Internet provider Cari-access has sued Cable & Wireless and local regulators in two Caribbean nations, claiming it lost more than $65 million because it was denied access to tele-communications networks.

Cariaccess said on Monday it was also reviewing its legal options in other English-speaking Caribbean nations where Britain's C&W once held a virtual monopoly.

Cariaccess filed a $43 million lawsuit in mid-December against C&W and the National Tele-communications Regulatory Com-mission in St. Vincent and the Grenadines.

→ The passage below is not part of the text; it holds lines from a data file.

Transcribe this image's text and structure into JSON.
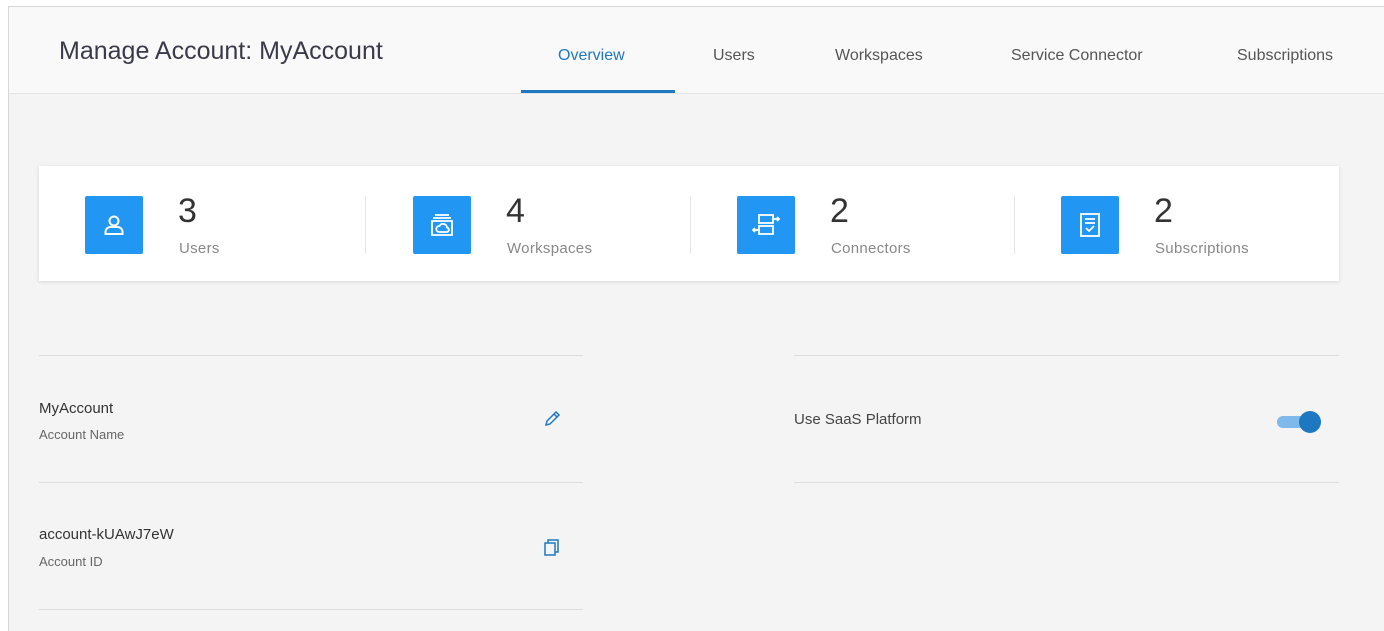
{
  "header": {
    "title": "Manage Account: MyAccount",
    "tabs": [
      {
        "label": "Overview",
        "active": true
      },
      {
        "label": "Users",
        "active": false
      },
      {
        "label": "Workspaces",
        "active": false
      },
      {
        "label": "Service Connector",
        "active": false
      },
      {
        "label": "Subscriptions",
        "active": false
      }
    ]
  },
  "stats": [
    {
      "value": "3",
      "label": "Users",
      "icon": "user-icon"
    },
    {
      "value": "4",
      "label": "Workspaces",
      "icon": "workspace-cloud-icon"
    },
    {
      "value": "2",
      "label": "Connectors",
      "icon": "connector-icon"
    },
    {
      "value": "2",
      "label": "Subscriptions",
      "icon": "subscription-icon"
    }
  ],
  "account": {
    "name_value": "MyAccount",
    "name_label": "Account Name",
    "id_value": "account-kUAwJ7eW",
    "id_label": "Account ID"
  },
  "settings": {
    "saas_label": "Use SaaS Platform",
    "saas_enabled": true
  },
  "colors": {
    "accent": "#1d78c1",
    "icon_tile": "#2196f3",
    "background": "#f4f4f4"
  }
}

The company, which is based in Dominica, filed a second lawsuit of $25 million against C&W and the National Telecommunications Regulatory Commission of St. Lucia late last month.

Cariaccess said that nearly five years after receiving its first Organisation of Eastern Caribbean States telecoms licence, it remains unable to connect to the public-switched telephone, Internet or other networks in any of the nine member countries.

"Had we started when we were supposed to and had gotten the interconnection, we could have done an enormous amount of business, but we have lost a lot of market and a lot of ground," Anthony Gunn, managing director of Cariaccess, told Reuters.

Without interconnection, its subscribers would be unable to communicate with those served by other companies.

Cariaccess is also exploring its legal options in the other OECS member states where it has been unable to do business and earn revenue, Gunn said.